Mr. Pollard is a career public employee working 35 years for the OCC, the last 22 as Assistant Director. During that time he has worked on a number of initiatives to advance conservation in the state. They include:
(1) Development of a state funded conservation cost share program for landowners to install conservation practices;
(2) Establishment of a water quality program to monitor and assess nonpoint source pollution and initiatives for landowners to prevent nutrients from their land entering Oklahoma waterways;
(3) Development of an abandoned mine reclamation program to reclaim both surface and underground mine areas in eastern Oklahoma;
(4) Facilitation of operation maintenance and repair to the state’s 2,100 flood control dams which protect the lives and property of Oklahomans statewide;
(5) Preparation of a $25 million dollar conservation bond program (passed by the legislature) to repair flood control dams damaged during 2007 Hurricane Erin causing public safety issues.
Beyond Mr.
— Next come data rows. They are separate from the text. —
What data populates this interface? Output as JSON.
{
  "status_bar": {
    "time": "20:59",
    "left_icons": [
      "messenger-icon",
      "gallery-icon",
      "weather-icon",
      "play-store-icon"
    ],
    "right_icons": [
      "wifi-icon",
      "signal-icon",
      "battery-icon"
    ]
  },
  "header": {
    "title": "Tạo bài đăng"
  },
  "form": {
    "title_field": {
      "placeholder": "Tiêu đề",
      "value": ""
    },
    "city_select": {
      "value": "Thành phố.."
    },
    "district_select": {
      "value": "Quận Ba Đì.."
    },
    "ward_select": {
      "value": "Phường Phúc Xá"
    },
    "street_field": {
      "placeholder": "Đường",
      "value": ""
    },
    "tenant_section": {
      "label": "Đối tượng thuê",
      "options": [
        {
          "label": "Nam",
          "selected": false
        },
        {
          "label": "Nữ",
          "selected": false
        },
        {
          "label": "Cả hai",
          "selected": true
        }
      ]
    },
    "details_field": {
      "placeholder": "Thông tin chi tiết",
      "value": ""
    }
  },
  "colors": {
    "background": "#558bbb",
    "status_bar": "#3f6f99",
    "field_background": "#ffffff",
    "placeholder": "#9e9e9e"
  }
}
Pollard’s personal commitment to serve the people of our state, we’re proud to honor the members of the Oklahoma Conservation Commission and their professional staff.
The programs of the Conservation Commission are somewhat unique in that they are voluntary and not regulatory. The philosophy of our award winner and the agency is that government can and should work cooperatively with landowners to address soil erosion and water quality issues.
Win / Win results are possible when landowners can maintain productive agricultural operations while also protecting natural resources for future generations.
Ben Pollard has devoted his career to building the kind of relationships with landowners statewide that lead them to a commitment of time and finances to protect their land. Many hours have been spent developing ways to communicate and share information about innovative farming techniques that protect soil and water. Local, regional and state meetings where landowners meet face to face for discussion and idea sharing are one method. Mr. Pollard initiates and plans these meetings.
Our recognition of Mr. Pollard is the result of a nomination and selection process that we launched after our Spring Meeting earlier this year.
Mr. Pollard was nominated by long-time UNA-USA member Dorothy Messenger, who lived for a while in the Texas Panhandle during the Dust Bowl years.
In making her recommendation, Dorothy wrote about Mr. Pollard’s commitment to “social progress and better standards of life in larger freedom” (a phrase borrowed from the UN Charter):
“The nominee believes that lessons for social progress and a better standard of life in the future are sometimes best learned from the mistakes of the past. The Dust Bowl of the 1930’s taught that ignoring the lessons of the land had dire consequences affecting livelihood and lives on the Great Plains.
“Filmmaker Ken Burns documented this disaster by interviewing Dust Bowl survivors from the southern Great Plains. Before airing the resulting film in Oklahoma, Mr. Burns asked OETA to help promote the program. The nominee worked closely with the OETA staff and other partners to coordinate previews in six Oklahoma cities. Screenings were followed by a community discussion about today’s conservation issues and challenges. The screenings attracted over 3,000 participants. In addition, OETA produced six news pieces on related natural resource problems in the state.
“Mr. Pollard served on the team that developed message content, organized and promoted these events. The result was The Dust Bowl, one of the highest rated shows in OETA history. Recently, OETA has been notified that its partnership with the Conservation Commission and other agencies has been honored with a regional Emmy nomination under the community service category. The nominee considers this accolade by the television industry as a career highlight because of the number of citizens reached with the conservation message during the airing of ‘The Dust Bowl.’
“Reminding Oklahomans of this powerful lesson of the past has given the nominee and others energy to carry on with the day to day urgent work of keeping conservation practices in place on the land.”
An important mission of many UN agencies is the conservation of our world’s natural inheritance — including the soil and water which sustain us all.
We’re pleased to present our 2013 UNA-OKC Public Service Award to Mr. Ben Pollard.
“Conservation is not something that is achieved, but is a continual process.”